Resztę drobniejszych uwag oraz krótkie podsumowanie chciałbym przedstawić w formie klasycznej tabelki wad i zalet:
+ pozornie niewiele wnoszące i proste do opanowania zasady dodatku zwielokrotniają liczbę dostępnych strategii,
+ nowe narzędzia wspierające budowanie talii,
+ sporo nowych kart akcji z bardzo ciekawymi efektami,
+ podwojona liczba dostępnych przywódców, z których każdy posiada interesujące zdolności,
+ technologie jako podstępne narzędzie, które potrafi przechylić szalę zwycięstwa na naszą korzyść, a jednocześnie skutecznie odciągać uwagę od walki o punkty,
+ dreadnoty sprawiające, że bitwy są bardziej angażujące i mniej przewidywalne, zatem bardziej emocjonujące,
+ zamiana pól zapychaczy na pola z sensownymi i silnymi akcjami,
+ tor dostaw zwiększa płynność rozgrywki i ułatwia zdobywanie zasobów, tak potrzebnych dla nowych pól akcji,
+ gra zachęca do zmiany obranej strategii, zamiast frustrować niemożliwością jej wykonania.
+/- gra mniej karze słabe posunięcia i prawie zawsze można wykonać sensowną akcję, co wraz ze zwiększoną dostępnością zasobów zmniejsza jej surowość. Nie oznacza to zmniejszenia poziomu trudności (ten raczej jeszcze wzrósł), ale nie każdemu zmiana akcentów musi przypaść do gustu.

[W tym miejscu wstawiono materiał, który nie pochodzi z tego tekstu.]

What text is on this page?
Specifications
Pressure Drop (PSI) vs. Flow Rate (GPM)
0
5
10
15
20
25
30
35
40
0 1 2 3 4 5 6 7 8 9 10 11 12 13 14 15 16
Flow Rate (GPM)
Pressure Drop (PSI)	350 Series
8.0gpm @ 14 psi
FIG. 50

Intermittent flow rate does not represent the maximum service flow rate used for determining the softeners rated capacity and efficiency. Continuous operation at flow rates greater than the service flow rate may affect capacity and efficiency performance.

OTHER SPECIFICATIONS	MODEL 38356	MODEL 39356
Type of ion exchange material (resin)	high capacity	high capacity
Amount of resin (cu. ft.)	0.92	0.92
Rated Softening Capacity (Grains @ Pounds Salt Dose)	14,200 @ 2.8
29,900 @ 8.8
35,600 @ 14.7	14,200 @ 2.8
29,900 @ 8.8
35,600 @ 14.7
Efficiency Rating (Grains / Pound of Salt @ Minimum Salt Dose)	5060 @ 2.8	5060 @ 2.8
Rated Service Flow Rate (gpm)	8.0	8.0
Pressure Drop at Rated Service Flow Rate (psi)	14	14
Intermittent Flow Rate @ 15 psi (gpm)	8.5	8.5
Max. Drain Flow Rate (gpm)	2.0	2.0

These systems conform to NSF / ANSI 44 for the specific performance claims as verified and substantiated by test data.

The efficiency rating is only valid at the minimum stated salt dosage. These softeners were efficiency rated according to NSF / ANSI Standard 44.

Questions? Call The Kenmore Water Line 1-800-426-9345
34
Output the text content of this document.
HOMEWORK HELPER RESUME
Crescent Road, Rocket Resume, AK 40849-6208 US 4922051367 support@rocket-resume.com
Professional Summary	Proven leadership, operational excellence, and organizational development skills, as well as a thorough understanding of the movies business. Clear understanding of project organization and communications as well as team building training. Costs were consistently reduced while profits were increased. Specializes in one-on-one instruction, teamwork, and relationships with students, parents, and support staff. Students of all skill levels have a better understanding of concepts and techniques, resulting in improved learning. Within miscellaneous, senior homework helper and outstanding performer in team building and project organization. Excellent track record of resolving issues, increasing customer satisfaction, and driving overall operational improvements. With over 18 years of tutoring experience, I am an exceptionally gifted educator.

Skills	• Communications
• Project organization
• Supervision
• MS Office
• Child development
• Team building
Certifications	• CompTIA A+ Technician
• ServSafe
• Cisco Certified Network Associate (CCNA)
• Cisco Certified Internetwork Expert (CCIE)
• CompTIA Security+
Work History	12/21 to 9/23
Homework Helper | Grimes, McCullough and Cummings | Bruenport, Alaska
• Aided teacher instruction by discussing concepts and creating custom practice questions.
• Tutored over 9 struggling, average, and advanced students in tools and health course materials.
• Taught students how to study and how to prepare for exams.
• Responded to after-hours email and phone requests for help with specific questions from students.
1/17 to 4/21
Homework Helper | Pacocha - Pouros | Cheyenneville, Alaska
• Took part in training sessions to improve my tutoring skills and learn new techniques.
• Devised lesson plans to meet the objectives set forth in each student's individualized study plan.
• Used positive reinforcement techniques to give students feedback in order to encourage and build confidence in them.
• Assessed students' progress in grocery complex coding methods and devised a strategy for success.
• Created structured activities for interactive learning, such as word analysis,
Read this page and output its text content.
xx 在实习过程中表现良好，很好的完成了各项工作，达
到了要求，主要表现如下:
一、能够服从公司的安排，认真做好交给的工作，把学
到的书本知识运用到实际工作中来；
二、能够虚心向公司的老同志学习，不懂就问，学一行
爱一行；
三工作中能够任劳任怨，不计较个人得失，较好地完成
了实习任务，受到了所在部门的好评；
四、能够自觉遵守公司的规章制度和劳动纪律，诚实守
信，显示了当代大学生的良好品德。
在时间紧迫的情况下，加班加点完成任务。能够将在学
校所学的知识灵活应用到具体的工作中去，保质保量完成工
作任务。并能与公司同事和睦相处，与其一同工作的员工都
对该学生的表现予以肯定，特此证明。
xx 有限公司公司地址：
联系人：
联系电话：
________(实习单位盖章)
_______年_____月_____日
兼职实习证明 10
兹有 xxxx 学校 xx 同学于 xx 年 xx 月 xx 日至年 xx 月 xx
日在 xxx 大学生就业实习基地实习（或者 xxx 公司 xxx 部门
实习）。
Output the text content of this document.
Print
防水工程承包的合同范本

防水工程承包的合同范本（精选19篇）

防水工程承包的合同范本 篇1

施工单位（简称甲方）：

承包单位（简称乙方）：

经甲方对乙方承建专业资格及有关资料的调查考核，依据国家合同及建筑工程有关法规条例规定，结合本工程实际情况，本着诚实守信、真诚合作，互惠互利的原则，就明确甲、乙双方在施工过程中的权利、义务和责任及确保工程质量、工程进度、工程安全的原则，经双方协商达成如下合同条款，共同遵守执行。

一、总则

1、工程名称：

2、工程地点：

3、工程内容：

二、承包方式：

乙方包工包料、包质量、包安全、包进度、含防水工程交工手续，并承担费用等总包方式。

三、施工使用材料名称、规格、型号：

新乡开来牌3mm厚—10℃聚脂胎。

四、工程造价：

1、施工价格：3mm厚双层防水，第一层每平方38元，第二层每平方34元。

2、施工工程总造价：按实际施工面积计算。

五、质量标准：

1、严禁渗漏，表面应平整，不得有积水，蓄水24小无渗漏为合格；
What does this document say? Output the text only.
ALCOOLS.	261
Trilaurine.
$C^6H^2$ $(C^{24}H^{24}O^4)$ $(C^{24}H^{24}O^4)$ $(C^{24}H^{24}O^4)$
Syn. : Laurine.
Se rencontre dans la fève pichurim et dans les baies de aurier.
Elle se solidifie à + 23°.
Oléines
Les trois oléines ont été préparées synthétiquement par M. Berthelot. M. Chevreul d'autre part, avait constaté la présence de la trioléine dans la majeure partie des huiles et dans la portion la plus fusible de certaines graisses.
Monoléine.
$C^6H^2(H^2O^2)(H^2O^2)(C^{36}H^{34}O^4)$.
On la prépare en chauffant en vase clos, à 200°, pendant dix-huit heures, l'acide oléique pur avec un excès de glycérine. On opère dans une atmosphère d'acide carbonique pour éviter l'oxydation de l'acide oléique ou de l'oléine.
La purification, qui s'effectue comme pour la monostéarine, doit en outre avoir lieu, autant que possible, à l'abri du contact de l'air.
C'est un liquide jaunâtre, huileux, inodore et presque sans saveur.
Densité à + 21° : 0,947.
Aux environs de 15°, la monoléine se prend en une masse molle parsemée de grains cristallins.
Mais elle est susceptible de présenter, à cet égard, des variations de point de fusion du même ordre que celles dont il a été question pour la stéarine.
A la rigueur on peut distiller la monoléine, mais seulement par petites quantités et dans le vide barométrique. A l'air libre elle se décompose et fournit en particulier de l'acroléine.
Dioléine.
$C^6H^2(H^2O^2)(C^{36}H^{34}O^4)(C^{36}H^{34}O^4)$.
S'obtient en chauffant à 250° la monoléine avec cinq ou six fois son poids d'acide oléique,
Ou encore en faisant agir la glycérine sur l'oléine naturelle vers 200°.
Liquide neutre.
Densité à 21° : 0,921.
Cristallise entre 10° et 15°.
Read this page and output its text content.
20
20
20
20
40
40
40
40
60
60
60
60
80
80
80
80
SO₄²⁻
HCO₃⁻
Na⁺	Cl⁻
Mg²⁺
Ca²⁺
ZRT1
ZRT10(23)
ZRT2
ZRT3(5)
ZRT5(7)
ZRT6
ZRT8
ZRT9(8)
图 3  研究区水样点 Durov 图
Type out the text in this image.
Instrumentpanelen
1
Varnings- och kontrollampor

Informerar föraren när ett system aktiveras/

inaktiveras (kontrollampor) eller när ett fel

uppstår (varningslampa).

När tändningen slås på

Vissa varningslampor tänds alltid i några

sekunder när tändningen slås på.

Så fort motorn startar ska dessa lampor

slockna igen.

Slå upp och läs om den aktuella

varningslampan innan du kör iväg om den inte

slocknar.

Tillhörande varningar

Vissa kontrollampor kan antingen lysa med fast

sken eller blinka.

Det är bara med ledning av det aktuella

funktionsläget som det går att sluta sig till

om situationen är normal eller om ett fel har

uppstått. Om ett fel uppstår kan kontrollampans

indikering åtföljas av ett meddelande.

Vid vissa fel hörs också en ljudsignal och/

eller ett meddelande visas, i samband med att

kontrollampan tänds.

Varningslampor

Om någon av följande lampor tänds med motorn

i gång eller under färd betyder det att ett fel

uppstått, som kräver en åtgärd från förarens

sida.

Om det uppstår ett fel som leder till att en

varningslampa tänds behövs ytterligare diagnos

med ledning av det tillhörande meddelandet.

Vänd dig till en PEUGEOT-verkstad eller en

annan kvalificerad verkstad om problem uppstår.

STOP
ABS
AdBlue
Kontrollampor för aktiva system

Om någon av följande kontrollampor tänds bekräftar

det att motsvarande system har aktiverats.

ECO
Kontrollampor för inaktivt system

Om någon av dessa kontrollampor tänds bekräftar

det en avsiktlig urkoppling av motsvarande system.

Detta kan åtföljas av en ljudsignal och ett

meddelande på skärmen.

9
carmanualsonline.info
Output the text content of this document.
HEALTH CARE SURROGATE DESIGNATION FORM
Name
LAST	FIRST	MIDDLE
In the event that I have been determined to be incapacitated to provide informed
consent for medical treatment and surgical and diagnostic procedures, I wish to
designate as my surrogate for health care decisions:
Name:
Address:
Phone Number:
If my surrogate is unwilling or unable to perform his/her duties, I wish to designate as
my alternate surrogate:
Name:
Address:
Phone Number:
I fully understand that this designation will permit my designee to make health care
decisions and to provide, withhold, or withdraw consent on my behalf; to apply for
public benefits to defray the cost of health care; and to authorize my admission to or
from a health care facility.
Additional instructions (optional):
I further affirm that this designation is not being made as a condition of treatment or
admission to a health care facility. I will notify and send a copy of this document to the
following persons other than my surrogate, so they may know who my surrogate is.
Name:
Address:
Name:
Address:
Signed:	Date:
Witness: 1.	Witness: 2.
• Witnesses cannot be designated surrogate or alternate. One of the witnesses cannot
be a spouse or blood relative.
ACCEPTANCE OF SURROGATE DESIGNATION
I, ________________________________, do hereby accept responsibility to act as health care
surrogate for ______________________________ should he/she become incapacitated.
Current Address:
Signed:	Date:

-- wysoka cena dodatku - jeśli za prostą miarę wartości przyjąć zawartość pudełka w drewnie i kartonie, to stanowi on nieco ponad 1/3 gry podstawowej, przy cenie prawie jej dorównującej.
- bardzo mała liczba dostępnych kart konfliktu z podstawki została powiększona tylko kosmetycznie (4 nowe) - chociaż o bardzo interesujących nagrodach. Bardziej jest to stracona szansa, niż wada sama w sobie,
- wariant dwuosobowy wprowadza kilka mikrozasad, przy których nie sposób co jakiś czas nie zerknąć do instrukcji.
W odpowiedzi na postawione na wstępie pytanie, czy warto było zainwestować w zakup "Potęgi Ix", dla mnie odpowiedź brzmi - zdecydowanie tak! Abstrachując od wszystkich racjonalnych argumentów, mam zwyczajnie wrażenie, podzielane z grającymi ze mną kolegami, że pomimo iż "Diuna: Imperium" wydawała się tytułem kompletnym, któremu niczego nie brakuje, nie mamy już ochoty wracać do niej bez włączenia opisywanego tu dodatku.
Jedynie pozwolę sobie na uzupełnienie tej opinii o poradę - dla osób, które z tą serią nie miały jeszcze styczności, zdecydowanie polecam przynajmniej kilka pierwszych partii rozegrać w wariancie podstawowym. Sama liczba nowych zasad jest wprawdzie niewielka, ale zwielokratnia ilość dostępnych wyborów, co potrafi przyprawić o niemały zawrót głowy. Szczególnie dotyczy to nowych efektów kart i zdolności przywódców, które będąc niezwykle interesujące, bywają trudne do zastosowania dla niewprawnego gracza.
Warto zapłacić tę skandalicznie wysoką cenę, a już kilka pierwszych partii załagodzi poczucie niesprawiedliwości z tym związane.